According to the above embodiment, the SOG film is cured in three steps using an N ₂ and Ar gas atmosphere, and Ar is ion-implanted into the SOG film after the curing process, thereby removing moisture in the SOG film and moisture from the outside. In addition to preventing penetration, the density of the SOG film can be improved.

Accordingly, the bowing phenomenon of the SOG film may be prevented when the via hole is formed, and thus the buried property in the via hole may be improved when the second metal wiring layer is formed, thereby preventing the device from failing and providing a predetermined barrier metal layer formed on the SOG film. Since there is no need to form, it is possible to improve the reliability and yield of the device.

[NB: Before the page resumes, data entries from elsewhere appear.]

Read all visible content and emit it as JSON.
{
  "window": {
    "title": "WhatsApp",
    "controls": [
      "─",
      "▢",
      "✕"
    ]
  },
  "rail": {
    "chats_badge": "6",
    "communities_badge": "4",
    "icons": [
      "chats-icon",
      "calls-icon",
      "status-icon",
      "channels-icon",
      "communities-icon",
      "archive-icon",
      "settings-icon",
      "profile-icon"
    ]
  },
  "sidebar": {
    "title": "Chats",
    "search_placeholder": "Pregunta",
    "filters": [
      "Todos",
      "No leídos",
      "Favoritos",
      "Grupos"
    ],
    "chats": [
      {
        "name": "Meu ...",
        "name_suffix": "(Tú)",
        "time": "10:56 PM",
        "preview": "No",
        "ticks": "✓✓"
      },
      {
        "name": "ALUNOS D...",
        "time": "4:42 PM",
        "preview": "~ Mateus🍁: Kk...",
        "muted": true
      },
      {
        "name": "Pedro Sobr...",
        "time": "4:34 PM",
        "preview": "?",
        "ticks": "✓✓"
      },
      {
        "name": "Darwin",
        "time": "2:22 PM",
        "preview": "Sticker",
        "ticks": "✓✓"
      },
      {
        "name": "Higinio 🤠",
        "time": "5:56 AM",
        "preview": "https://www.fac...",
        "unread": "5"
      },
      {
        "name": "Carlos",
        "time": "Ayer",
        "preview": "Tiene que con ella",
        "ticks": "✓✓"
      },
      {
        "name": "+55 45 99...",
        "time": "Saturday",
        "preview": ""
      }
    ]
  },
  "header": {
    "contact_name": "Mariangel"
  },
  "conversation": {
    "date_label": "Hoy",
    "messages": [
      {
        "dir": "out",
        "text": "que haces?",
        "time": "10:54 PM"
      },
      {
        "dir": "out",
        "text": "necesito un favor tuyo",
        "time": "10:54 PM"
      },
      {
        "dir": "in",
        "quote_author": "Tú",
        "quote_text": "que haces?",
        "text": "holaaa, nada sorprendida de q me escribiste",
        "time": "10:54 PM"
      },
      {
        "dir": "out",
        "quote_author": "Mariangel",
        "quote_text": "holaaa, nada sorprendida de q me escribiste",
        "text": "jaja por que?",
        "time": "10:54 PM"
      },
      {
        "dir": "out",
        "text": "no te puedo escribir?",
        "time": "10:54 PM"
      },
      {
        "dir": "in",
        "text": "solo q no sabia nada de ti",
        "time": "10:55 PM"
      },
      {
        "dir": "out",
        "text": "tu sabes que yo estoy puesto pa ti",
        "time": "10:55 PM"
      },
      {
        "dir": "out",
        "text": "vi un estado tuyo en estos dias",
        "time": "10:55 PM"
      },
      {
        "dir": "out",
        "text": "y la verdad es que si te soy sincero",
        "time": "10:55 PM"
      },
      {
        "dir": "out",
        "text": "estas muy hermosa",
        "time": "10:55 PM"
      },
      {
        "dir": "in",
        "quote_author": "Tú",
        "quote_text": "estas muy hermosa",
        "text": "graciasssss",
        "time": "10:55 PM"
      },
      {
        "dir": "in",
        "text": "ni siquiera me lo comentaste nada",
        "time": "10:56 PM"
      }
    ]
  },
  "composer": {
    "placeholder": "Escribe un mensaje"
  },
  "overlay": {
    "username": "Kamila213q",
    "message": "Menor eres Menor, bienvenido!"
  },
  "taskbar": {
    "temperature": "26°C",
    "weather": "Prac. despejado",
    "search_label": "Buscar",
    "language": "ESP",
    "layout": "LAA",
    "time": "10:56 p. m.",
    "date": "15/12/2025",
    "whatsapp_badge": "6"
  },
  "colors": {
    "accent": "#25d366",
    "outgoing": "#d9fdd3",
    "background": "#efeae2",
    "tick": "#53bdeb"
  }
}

In addition, this invention is not limited to the said Example, It can implement in a various deformation | transformation in the range which does not deviate from the technical summary of this invention.

Claims (14)

Forming a first interlayer insulating film on the semiconductor substrate on which the first conductive film pattern is formed; Forming an SOG film on the first interlayer insulating film; And, In order to remove moisture contained in the SOG film, the first curing is performed while increasing a predetermined temperature from the first temperature to the second temperature, and the second temperature is prevented to reabsorb moisture on the SOG film. And heat treating the SOG film by lowering the SOG film by a predetermined temperature to the first temperature after the second and third curing. The method of claim 1, further comprising: forming a second interlayer insulating film on the heat treated SOG film; Etching the second interlayer insulating film, the SOG film, and the first interlayer insulating film on the conductive film pattern to form a via hole by exposing a portion of the first conductive film pattern; And, And forming a second conductive film pattern in contact with the first conductive film pattern through the via hole. The method of claim 1, wherein the first temperature is 300 ° C. and the second temperature is 420 ° C. in the heat treatment of the SOG film. The method of claim 3, wherein the first curing is performed at atmospheric pressure in an N ₂ and Ar gas atmosphere. The method of claim 4, wherein the supply amount of N ₂ gas is from 20 to 30 L, and the supply amount of Ar gas is from 10 to 15 L. 6. The method of claim 3, wherein the first curing is performed while increasing the temperature by 1 to 2 ° C. per minute. 4. The method of claim 3, wherein the second curing is performed for 50 minutes at N ₂ and Ar gas quantum. The method of claim 3, wherein the third curing is performed for 10 minutes in an N ₂ gas atmosphere in a vacuum state. The method of claim 8, wherein the pressure during the third curing is 200 to 300 mTorr. The method of claim 8, wherein the supply amount of the N ₂ gas is 200 to 300 SCCM. The method of claim 3, wherein the temperature is lowered by 3 to 5 ° C. per minute after the third curing. 2. The method of claim 1, further comprising annealing an Ar ion into the SOG film after the heat treatment and annealing the ArG. The method of claim 12, wherein the ion implantation process of Ar is performed at an energy of 30 to 50 KeV. The method of claim 12, wherein the annealing is performed for 30 minutes in an N ₂ atmosphere at a temperature of 400 ° C. 13.